O endereço é discreto em uma casa de muro baixo e portão fechado, sem placa na porta, em um bairro de Niterói afastado de qualquer burburinho gourmet.

 

A entrada de uma casa com portão preto e muro baixo

 

A casa em questão foi o lar onde Leo nasceu e cresceu, e tem quintal, horta e piscina, atrás da qual, em um espaço diminuto e aconchegante, encontra-se o restaurante.

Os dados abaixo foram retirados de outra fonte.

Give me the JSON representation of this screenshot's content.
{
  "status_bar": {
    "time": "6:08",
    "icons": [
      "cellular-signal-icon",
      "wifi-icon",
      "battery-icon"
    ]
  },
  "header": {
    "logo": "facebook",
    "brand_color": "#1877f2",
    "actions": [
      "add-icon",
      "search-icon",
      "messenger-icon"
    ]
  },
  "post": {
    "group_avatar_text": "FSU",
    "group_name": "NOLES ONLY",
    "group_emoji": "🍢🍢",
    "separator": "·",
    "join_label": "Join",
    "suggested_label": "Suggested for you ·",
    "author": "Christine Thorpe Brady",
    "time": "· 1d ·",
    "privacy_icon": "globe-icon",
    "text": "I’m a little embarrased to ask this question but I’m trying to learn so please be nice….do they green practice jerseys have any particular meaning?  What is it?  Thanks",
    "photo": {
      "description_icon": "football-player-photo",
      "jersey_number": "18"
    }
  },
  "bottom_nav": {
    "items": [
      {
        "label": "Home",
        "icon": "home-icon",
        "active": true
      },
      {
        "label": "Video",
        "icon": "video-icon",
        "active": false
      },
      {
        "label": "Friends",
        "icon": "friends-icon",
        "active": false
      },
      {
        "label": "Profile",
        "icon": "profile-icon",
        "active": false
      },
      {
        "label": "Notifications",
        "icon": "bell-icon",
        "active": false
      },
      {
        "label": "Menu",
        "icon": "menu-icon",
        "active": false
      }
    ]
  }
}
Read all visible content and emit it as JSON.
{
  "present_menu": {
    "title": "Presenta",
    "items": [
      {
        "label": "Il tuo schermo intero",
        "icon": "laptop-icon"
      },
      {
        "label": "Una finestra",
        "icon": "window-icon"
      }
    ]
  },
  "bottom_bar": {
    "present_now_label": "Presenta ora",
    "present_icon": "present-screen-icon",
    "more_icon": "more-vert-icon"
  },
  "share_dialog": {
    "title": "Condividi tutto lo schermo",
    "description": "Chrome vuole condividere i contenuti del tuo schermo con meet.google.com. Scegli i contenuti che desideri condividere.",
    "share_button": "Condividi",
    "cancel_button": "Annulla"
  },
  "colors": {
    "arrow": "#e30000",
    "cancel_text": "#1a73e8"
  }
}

A experiência por lá tem quês de exclusividade, com apenas Leo na cozinha, dois atendentes, Paulo e André, e, no máximo, 12 clientes, divididos em até cinco lindíssimas mesas de madeira imbuia. O atendimento é mediante reserva no site.

Com a cozinha aparente e equipada com uma churrasqueira, trata-se de um restaurante que estabelece um diálogo entre alta gastronomia e simplicidade, proporcionando um convívio mais íntimo entre o público e o chef (versus o clima muitas vezes impessoal e pouco acolhedor dos restaurantes maiores).

No início do atendimento, Paulo indicou meu lugar, já montado com simplicidade e bom gosto, em uma composição de menu de papel e guardanapo de pano sob uma pedra São Tomé, um copo de água em um descanso de madeira, dois talheres de fina espessura repousando em um descanso de madeira e uma garrafa de vidro abastecida com água no canto da mesa.

 

 

Paulo logo explicou que a água no Amana não era comercializada. Desta forma, eu deveria ficar à vontade para me servir dela e pedir mais, caso acabasse. Uma postura que considerei justa e de acordo com o padrão. Na França, por exemplo, é prática comum encontrar garrafas de água já na mesa ou na entrada do restaurante, para o cliente levá-la para o seu lugar. Isso deveria deixar de ser mal visto aqui no Brasil.

 

Menu

 

Os pratos do menu degustação tem cada nuance apresentada por Paulo, André ou Leo, que vai com frequência às mesas. A lista é elaborada de acordo com a disponibilidade e sazonalidade dos ingredientes, com harmonização alcoólica ou não alcoólica.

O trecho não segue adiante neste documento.